Simple crossings are a good place to begin and produce texture. If one is not interested in freeform but rather constant, recurring patterns it is possible to use punchcards to produce visual cues when stitch twists and crossings are to occur. This is not an option in Studio Machines, easy on Brother because of the fact that needles pre-select, and Passap pushers may be used for a similar set of clues with a bit more fiddling.

When color-coding information for referencing as one knits, it is possible to be generous with symbols or edit down to bare elements. For example, one way to approach a schematic follows below, where knit stitches are illustrated as well as cable crossings. Red indicates stitches moved to the front, and the green indicates those traveling to the back in each cable set. In hand knitting, vertical or horizontal bars would represent knit and purl stitches. Since these are identical in this HK graph, they could all be eliminated

A

B the isolated repeat

The choice then remains whether or not to revert the crossings to match the HK pattern. One way to do that is simply to reverse positions for colors. The mantra becomes “red moves first, green moves second and over red”.

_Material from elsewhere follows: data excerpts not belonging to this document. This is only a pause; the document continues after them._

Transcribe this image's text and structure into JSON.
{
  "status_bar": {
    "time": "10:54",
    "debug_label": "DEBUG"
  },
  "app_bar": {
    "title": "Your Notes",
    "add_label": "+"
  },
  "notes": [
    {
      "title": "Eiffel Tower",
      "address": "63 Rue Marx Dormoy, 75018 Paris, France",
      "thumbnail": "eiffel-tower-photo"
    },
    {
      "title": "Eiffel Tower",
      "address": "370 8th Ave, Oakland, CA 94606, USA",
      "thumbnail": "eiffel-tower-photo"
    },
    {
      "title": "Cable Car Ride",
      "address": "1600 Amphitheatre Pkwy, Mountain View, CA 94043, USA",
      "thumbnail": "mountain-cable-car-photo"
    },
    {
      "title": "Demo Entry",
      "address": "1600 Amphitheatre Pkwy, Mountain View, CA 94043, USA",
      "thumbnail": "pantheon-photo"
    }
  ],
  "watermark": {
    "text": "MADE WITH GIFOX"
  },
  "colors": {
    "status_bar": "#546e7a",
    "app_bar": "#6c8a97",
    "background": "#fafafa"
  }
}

With all machines, if the knit carriage is left set for normal knit, even if the patterning option is engaged (KCI or KCII if there are any needles out of work) needles will be selected, but the fabric produced is stocking stitch. The usual considerations are in order: the number viewed on the card outside the machine corresponds to the design row being read by the reader, but the punchcard holes in view are not necessarily the same as the design row selected. Because one is producing the cables on the purl side of the knit, if hand knitting charts are used the cables themselves will be mirrored. In many instances, this may not matter, but if one is using the twists for representational crosses ie. in trees, owls, diamonds, and other geometric shapes, it is a good idea to scan the repeat, mirror the image vertically, and then begin translating it into machine knit interpretations. Relatively easy with simple scanning and printing software (ie. the flip horizontal function in Preview, a bit harder by hand.

When I can I color code my cards: ie. with lace I draw a line across the card when I reach each knit row sequence with a color pencil. This provides me with an easy-to-follow visual cue as to when the rows must occur, and also facilitates returning to the previous selection sequence when mistakes in patterning occur.

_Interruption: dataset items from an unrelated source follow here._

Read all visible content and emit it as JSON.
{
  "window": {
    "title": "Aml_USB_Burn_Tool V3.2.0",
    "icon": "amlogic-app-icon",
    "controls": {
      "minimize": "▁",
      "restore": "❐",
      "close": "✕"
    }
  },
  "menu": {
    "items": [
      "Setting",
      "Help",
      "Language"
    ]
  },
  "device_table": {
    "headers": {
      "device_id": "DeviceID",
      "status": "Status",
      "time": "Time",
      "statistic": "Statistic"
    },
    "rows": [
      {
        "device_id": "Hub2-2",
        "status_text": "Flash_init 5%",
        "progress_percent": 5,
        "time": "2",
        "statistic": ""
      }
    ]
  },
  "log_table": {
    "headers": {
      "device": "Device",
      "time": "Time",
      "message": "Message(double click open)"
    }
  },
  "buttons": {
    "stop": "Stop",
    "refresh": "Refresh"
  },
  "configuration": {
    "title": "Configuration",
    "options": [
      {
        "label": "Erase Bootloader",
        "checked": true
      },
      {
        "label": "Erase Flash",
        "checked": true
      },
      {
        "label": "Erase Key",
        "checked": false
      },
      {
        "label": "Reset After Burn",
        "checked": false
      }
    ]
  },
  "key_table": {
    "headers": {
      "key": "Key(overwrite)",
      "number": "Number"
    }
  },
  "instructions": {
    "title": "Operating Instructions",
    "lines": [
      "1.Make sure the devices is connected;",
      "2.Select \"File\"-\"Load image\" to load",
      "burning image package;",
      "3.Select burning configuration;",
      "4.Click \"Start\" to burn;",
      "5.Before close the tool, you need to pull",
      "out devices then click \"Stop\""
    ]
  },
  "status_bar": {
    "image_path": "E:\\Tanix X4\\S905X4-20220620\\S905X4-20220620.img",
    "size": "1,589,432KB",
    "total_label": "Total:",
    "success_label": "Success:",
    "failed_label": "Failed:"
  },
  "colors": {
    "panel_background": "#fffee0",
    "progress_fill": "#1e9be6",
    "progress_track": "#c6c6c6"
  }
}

Some basics: with a punchcard, there is no row length limitation, but repeats are limited to 24 or a factor thereof. In this particular use wherever needles are selected, one has a visual reminder to move those needles in the desired direction.

I used the cards below to illustrate the idea in my intro to knitting classes. When needle selection occurs in the first, remove the selected stitches off the machine with a 3 prong tool in each desired location, then insert a second 3 prong tool back through the front of those same stitches, in turn removing from the initial tool used. Rotate the twice transferred stitches 180 degrees consistently either clockwise or counter-clockwise throughout, and return them to their original position on the needle bed. The result is a consistently textured fabric with no counting stitches or rows between repeats.

a swatch using it

This card begins to address regular cable crossings, mine was punched in repeat the full 60 rows. Color may be assigned to help with opposing twists’ directions ie. to left (pink) or to right (green) when the corresponding color bar appears just above the card reader.